Another likely conflict may be over health care services, which will make current complaints about long wait times and inadequate numbers of health care practitioners seem trivial. The medical system will be dealing with quantities and types of patients it is badly equipped to handle. Health administrators have feared being overwhelmed by flu pandemics that sweep through, devastate, and leave, after which life returns to normal. Climate change is not likely to behave that neatly. Unpredictable messiness may be the new long-term normal for public health.

Finally, the forms any of these potential policy conflicts take will depend on the totality of the conditions at the time. Conflicts are nonlinear dynamic systems that are dependent on their initial conditions. Conflict reacts to what happens to and around it. If the initial conditions of the conflicts are well managed, the outcomes for people are more likely to be tolerable and productive. The outcomes for governments are, on the other hand, slightly more predictable but far less comforting. Most states, whether democratic or totalitarian, whether successful or failed, are solely mandated to apply force; although violent and failed states may have competing non-mandated forces. Canadian governments have used force against citizens in various policy conflicts but it really ought to be the very last resort, when all other policies are inadequate. In the absence of strategic plans and policies to manage climate change conflicts, there is a risk that government sanctioned and citizen self-organized forces will become the available choice.

This list barely begins to itemize the many sources of potential conflicts that scarcity, change, turbulence, and uncertainty might bring. Conflict resolution would be useful after such conflicts arise, but it is not necessary to wait for that harm before thinking about the policy applications of fair and wise conflict management strategies. Those conflict management policies will need to be long term and systemic, or the conflicts may escalate over who gets what, how much, and when.

Some of the conflicts can be seen on the horizon, and ought not to be ignored. In fact, ignoring them, while at the same time having a discussion about, for example, adaptation to climate change, detracts from the strategic value of that discussion. Conflict management policies ought to be a necessary adjunct to the climate change policies already being developed.  The point is to have in place policies to address how to manage climate related conflicts as they become known or anticipated.
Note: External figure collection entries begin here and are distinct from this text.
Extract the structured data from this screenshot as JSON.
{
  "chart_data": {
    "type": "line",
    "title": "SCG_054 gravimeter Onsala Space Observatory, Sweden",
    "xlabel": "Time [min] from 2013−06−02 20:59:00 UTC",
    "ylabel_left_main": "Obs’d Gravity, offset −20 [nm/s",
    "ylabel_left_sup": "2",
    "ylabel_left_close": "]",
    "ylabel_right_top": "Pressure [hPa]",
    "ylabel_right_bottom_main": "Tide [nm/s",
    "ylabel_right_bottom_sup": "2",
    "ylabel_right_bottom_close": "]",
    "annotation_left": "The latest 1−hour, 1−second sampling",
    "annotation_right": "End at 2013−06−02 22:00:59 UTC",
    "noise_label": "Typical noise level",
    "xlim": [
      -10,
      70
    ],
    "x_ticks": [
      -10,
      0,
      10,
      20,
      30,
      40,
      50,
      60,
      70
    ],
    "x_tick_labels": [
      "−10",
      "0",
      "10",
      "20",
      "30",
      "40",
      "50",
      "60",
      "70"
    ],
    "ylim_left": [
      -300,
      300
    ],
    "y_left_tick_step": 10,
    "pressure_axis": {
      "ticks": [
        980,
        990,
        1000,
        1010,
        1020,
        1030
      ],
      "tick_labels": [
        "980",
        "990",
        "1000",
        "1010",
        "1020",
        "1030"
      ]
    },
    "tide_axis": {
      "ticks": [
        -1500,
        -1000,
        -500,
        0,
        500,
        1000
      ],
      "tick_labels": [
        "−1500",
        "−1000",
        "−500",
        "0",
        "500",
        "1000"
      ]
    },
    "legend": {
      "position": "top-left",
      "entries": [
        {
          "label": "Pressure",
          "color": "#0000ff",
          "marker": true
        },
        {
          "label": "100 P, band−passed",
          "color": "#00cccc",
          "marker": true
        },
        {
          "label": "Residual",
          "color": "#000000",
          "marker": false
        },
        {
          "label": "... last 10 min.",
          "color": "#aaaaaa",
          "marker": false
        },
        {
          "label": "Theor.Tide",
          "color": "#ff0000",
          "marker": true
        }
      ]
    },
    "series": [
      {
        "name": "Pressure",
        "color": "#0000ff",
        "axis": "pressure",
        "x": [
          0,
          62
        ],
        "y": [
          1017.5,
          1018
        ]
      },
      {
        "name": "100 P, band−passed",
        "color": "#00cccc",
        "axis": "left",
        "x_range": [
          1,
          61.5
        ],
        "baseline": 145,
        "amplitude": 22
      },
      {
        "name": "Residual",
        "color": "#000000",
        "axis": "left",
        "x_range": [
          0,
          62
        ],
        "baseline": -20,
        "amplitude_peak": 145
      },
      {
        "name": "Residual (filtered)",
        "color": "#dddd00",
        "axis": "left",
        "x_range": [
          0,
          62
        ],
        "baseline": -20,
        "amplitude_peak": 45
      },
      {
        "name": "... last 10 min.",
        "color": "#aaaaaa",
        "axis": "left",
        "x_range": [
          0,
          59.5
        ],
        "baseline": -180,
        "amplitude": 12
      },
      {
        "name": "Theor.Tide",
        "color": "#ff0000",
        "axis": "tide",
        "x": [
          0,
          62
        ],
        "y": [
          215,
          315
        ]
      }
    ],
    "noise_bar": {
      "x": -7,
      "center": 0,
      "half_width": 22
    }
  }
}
The Premiers have agreed to get scientific studies to aid strategic policies for adapting to climate changes. Hard sciences are not a complete solution, since policy will then be used to interpret those scientific findings. It is almost guaranteed that there will be competing interpretations of that scientific data; that is normal. All information is subject to having its meaning interpreted. Conflict management also helps set policy directions in anticipation of whatever disagreement over the science may occur. When developing plans to manage the environmental risks, it is prudent to include plans to manage the risks of environmental and public policy related conflicts.